Existem pessoas admiráveis andando em passos firmes sobre a face da Terra. Grandes homens, grandes mulheres, sujeitos exemplares que superam toda desesperança. Tenho a sorte de conhecer vários deles, de ter muitos como amigos e costumo observar suas ações com dedicada atenção. Tento compreender como conseguem levar a vida de maneira tão superior à maioria, busco onde está o mistério, tento ler seus gestos e aprendo muito com eles. 

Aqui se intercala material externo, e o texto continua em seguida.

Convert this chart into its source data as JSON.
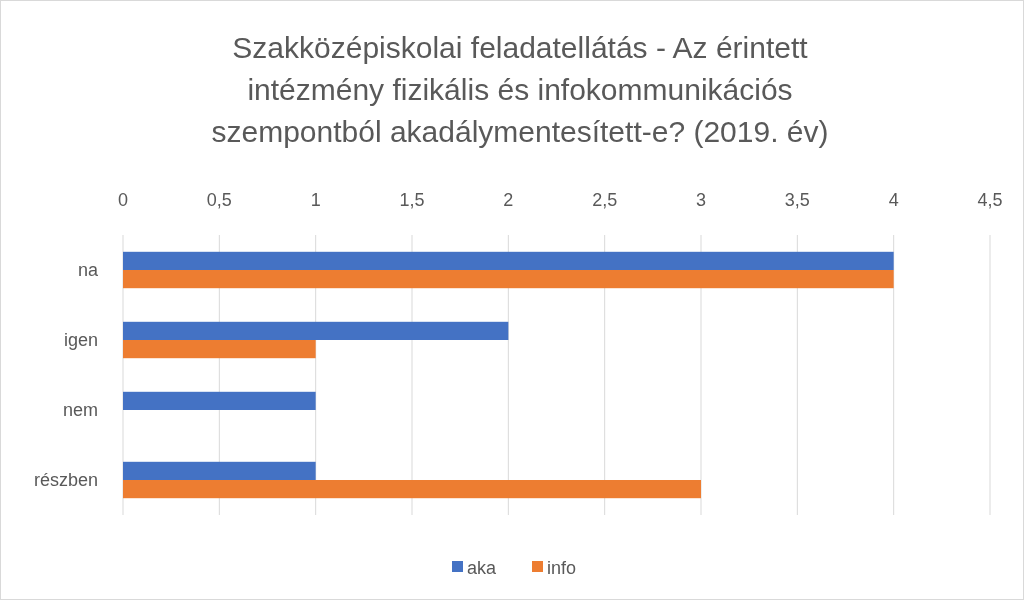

De tanto observar, consegui descobrir alguns pontos em comum entre todos e o que mais me impressiona é que são felizes. A felicidade, essa meta por vezes impossível, é parte deles, está intrínseco. Vivem um dia após o outro desfrutando de uma alegria genuína, leve, discreta, plantada na alma como uma árvore de raízes que força nenhuma consegue arrancar. 

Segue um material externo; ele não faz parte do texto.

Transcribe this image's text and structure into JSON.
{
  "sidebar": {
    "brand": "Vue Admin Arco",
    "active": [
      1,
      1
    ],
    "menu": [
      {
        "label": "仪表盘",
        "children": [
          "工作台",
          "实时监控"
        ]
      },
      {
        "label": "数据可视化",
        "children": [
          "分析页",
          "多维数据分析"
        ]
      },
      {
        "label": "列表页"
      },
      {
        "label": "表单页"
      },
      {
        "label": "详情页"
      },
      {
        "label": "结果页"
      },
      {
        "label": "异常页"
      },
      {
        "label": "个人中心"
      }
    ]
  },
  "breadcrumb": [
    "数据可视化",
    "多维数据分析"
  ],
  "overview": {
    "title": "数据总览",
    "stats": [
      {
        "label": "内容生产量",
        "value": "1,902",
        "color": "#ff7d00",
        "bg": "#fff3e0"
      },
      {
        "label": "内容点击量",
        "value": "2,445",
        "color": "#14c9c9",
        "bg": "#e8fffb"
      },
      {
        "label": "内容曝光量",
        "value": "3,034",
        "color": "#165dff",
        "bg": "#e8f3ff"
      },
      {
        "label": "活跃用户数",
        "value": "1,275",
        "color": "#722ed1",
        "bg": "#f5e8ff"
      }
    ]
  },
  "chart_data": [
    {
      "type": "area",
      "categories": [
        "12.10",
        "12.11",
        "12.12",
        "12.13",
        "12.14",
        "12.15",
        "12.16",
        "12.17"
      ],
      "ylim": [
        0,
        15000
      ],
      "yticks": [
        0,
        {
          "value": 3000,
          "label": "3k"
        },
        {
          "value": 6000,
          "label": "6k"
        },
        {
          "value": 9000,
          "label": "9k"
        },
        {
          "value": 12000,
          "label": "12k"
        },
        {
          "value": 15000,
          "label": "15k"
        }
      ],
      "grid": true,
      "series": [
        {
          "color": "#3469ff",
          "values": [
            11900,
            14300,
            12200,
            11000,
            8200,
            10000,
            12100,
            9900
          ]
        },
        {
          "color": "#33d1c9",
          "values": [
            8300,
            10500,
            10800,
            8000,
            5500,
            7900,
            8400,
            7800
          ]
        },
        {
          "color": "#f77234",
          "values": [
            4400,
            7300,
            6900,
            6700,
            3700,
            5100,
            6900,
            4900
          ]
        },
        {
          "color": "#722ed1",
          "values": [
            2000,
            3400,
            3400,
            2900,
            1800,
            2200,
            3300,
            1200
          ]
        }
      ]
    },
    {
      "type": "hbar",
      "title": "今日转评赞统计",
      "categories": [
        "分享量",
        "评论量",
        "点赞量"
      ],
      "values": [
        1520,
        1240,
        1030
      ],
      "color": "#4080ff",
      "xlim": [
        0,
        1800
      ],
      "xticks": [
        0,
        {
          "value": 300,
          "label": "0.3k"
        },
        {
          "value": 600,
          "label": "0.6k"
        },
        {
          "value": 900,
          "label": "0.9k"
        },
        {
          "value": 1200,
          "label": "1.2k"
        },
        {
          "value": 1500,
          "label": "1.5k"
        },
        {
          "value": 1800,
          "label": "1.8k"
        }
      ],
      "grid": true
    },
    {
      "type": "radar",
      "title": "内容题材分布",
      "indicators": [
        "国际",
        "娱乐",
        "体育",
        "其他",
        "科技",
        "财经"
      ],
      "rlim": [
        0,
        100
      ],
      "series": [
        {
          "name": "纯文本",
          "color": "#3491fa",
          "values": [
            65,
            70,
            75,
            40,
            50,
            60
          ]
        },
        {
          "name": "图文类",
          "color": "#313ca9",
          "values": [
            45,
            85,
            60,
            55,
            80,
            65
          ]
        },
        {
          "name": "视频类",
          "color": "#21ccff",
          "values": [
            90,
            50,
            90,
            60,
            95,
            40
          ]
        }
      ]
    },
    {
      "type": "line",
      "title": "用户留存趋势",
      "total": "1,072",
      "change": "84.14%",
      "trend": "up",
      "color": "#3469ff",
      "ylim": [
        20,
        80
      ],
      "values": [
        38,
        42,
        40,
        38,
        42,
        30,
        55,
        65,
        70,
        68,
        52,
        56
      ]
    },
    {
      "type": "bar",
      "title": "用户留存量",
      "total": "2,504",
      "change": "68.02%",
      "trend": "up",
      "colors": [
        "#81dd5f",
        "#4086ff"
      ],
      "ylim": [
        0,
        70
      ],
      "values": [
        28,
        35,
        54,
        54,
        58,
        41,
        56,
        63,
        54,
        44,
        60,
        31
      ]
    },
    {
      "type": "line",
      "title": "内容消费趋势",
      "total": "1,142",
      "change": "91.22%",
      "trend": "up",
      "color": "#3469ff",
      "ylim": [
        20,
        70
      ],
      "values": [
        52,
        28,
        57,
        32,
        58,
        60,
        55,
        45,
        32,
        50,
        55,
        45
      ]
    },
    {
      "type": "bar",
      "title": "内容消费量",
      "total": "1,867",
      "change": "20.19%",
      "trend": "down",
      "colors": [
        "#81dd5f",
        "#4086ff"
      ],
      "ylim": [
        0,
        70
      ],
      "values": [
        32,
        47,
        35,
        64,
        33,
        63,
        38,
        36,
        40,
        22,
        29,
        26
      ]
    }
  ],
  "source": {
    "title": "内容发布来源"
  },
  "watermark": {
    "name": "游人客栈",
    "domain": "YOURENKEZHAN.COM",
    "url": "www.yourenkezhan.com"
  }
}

Dos felizes que conheço, nenhum leva uma vida perfeita. Não são famosos. Nenhum é milionário, alguns vivem com muito pouco, inclusive. Nenhum tem saúde impecável, ou uma família sem problemas. Todos enfrentam e enfrentaram dissabores de várias ordens. Mas continuam discretamente felizes. 

O primeiro hábito que eles têm em comum é a generosidade. Mais que isso: eles têm prazer em ajudar, dividir, doar. Ajudam com um sorriso imenso no rosto, com desejo verdadeiro e sentem-se bem o suficiente para nunca relembrar ou cobrar o que foi feito e jamais pedir algo em troca. 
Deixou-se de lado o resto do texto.